What did your internal discussion conclude for the question "Why did we not take a step back earlier and think, why are we doing it this way?"
Im genuinely curious because this is not singling out your team or org, this is a very common occurrence among modern engineering teams, and I've often found myself on the losing end of such arguments. So I am all ears to hear at least one such team telling what goes on in their mind when they make terrible architecture decisions and if they learned anything philosophical that would prevent a repeat.
Oh we had it coming for quite some time and knew we would need to rebuild it, we just didn’t have the capacity to do it unfortunately.

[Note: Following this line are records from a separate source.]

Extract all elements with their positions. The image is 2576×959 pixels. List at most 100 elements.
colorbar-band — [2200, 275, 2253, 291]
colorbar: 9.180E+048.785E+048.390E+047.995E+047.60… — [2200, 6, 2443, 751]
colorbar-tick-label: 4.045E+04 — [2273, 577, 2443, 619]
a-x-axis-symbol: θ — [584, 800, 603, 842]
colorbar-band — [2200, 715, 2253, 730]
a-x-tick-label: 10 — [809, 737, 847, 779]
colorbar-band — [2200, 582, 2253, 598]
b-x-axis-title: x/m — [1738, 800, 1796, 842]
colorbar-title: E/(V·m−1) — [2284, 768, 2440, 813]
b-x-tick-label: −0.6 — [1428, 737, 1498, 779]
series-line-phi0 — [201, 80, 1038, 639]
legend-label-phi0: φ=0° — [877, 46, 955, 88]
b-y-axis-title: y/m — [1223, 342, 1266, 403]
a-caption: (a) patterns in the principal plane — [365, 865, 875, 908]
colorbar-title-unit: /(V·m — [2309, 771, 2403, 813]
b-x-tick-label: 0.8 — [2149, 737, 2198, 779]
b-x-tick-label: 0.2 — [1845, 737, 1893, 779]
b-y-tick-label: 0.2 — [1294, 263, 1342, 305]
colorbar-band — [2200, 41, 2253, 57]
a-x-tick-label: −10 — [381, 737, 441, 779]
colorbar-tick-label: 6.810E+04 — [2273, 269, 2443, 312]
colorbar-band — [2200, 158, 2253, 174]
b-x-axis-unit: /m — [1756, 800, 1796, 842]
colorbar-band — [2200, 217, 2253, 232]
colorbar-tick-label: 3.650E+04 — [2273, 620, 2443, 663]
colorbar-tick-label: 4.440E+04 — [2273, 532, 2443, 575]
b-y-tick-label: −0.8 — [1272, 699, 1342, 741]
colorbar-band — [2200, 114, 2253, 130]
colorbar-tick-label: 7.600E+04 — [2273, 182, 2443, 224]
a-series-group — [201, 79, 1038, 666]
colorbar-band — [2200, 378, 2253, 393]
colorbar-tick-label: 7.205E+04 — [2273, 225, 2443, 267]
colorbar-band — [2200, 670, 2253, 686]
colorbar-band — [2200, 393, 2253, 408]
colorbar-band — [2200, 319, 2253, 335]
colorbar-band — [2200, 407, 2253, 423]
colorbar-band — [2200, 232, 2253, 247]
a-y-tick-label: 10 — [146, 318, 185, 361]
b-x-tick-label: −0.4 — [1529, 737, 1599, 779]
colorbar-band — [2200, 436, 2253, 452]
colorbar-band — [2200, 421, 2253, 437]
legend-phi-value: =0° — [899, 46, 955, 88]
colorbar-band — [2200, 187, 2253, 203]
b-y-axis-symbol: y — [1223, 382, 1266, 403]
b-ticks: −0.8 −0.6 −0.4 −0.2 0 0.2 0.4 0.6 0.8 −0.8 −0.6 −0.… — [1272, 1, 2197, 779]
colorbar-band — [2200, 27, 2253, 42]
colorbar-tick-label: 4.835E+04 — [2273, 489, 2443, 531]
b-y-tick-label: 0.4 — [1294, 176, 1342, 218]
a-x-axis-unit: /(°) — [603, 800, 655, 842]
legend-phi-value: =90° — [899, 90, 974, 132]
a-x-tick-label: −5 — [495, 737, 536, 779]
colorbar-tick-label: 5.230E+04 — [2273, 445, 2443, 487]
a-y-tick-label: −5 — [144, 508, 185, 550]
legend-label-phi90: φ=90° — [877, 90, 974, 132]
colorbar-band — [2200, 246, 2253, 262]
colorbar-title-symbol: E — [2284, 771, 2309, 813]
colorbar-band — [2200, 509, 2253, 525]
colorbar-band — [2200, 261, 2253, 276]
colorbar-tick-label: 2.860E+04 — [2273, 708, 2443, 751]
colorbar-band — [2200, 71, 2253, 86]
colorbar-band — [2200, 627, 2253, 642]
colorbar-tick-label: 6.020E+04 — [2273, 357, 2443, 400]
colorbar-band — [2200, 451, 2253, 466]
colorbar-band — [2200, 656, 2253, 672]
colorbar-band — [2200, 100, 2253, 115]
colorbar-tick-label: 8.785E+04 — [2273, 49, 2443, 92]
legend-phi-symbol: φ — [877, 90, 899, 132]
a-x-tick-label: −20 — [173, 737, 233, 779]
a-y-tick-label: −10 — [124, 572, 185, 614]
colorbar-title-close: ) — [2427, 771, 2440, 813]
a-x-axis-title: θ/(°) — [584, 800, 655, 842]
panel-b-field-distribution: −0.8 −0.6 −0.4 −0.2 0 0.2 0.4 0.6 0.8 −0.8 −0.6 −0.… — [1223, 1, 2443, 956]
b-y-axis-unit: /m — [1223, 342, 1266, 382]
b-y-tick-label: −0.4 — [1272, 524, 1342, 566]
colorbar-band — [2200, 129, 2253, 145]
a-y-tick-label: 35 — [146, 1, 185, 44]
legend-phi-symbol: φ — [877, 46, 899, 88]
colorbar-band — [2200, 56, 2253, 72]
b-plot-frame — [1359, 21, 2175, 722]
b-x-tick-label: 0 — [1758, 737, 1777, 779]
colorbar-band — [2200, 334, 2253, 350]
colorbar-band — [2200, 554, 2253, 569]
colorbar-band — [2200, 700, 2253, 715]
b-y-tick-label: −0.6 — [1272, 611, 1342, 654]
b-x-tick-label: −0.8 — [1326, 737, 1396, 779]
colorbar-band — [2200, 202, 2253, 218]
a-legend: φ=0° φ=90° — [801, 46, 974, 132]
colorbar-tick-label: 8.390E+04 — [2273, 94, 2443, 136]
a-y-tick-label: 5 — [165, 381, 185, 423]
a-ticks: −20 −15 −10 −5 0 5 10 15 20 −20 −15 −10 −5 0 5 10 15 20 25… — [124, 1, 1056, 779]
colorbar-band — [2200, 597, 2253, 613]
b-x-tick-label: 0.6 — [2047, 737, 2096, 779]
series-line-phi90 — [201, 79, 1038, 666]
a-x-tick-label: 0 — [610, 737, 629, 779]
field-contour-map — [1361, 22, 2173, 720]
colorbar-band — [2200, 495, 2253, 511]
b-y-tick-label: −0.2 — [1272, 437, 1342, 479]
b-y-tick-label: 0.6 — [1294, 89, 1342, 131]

I was working on it on and off moving one endpoint at a time but it was very slow until we hired someone who was able to focus on it.
It didn’t feel good at all. We knew the product had massive flaws due to the latency but couldn’t address it quickly. Especially cause we he to build more workarounds as time went on. Workarounds we knew would be made redundant by the reimplementation.

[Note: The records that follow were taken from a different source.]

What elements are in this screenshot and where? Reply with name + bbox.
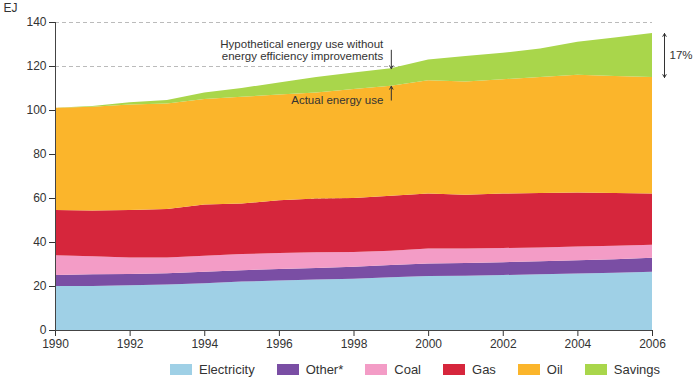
svg-text:Actual energy use: Actual energy use	[291, 94, 383, 106]
svg-text:2002: 2002	[490, 337, 517, 351]
svg-text:2004: 2004	[565, 337, 592, 351]
svg-text:80: 80	[33, 147, 47, 161]
svg-text:100: 100	[26, 103, 46, 117]
svg-text:120: 120	[26, 59, 46, 73]
svg-text:1996: 1996	[266, 337, 293, 351]
svg-text:20: 20	[33, 279, 47, 293]
svg-text:1990: 1990	[42, 337, 69, 351]
svg-text:1992: 1992	[117, 337, 144, 351]
svg-text:140: 140	[26, 15, 46, 29]
svg-text:0: 0	[40, 323, 47, 337]
html-text:Oil: Oil	[546, 362, 563, 377]
svg-text:2006: 2006	[639, 337, 666, 351]
svg-text:2000: 2000	[415, 337, 442, 351]
html-text:Electricity: Electricity	[199, 362, 255, 377]
html-text:Gas: Gas	[472, 362, 496, 377]
html-text:Other*: Other*	[305, 362, 344, 377]
svg-text:EJ: EJ	[4, 1, 18, 15]
svg-text:40: 40	[33, 235, 47, 249]
svg-text:1998: 1998	[341, 337, 368, 351]
svg-text:60: 60	[33, 191, 47, 205]
html-text:Coal: Coal	[394, 362, 421, 377]
svg-text:17%: 17%	[670, 49, 693, 61]
html-text:Savings: Savings	[613, 362, 660, 377]
svg-text:1994: 1994	[191, 337, 218, 351]
svg-text:Hypothetical energy use withou: Hypothetical energy use withoutenergy ef…	[220, 38, 384, 62]
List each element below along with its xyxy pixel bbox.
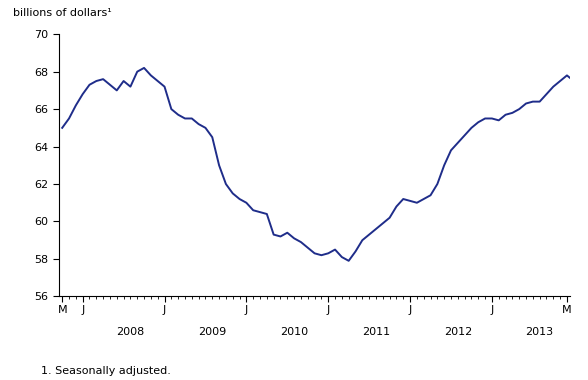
Text: billions of dollars¹: billions of dollars¹ bbox=[13, 8, 112, 19]
Text: 2011: 2011 bbox=[362, 327, 390, 337]
Text: 2008: 2008 bbox=[116, 327, 145, 337]
Text: 2012: 2012 bbox=[444, 327, 472, 337]
Text: 2010: 2010 bbox=[280, 327, 308, 337]
Text: 2009: 2009 bbox=[198, 327, 226, 337]
Text: 2013: 2013 bbox=[526, 327, 554, 337]
Text: 1. Seasonally adjusted.: 1. Seasonally adjusted. bbox=[41, 366, 171, 376]
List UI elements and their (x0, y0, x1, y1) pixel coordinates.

I think we had that discussion if “wtf are we doing here” pretty early, but we didn’t act on it in the beginning, instead we tried different approaches to make it work within the serverless constraints cause that’s what we knew well.
I have had CTOs (two in my career) tell me we had to use our AWS credits since they were going to expire worthless. Both experiences were at vc-backed startups.
Not sure what the different takeaways would be though?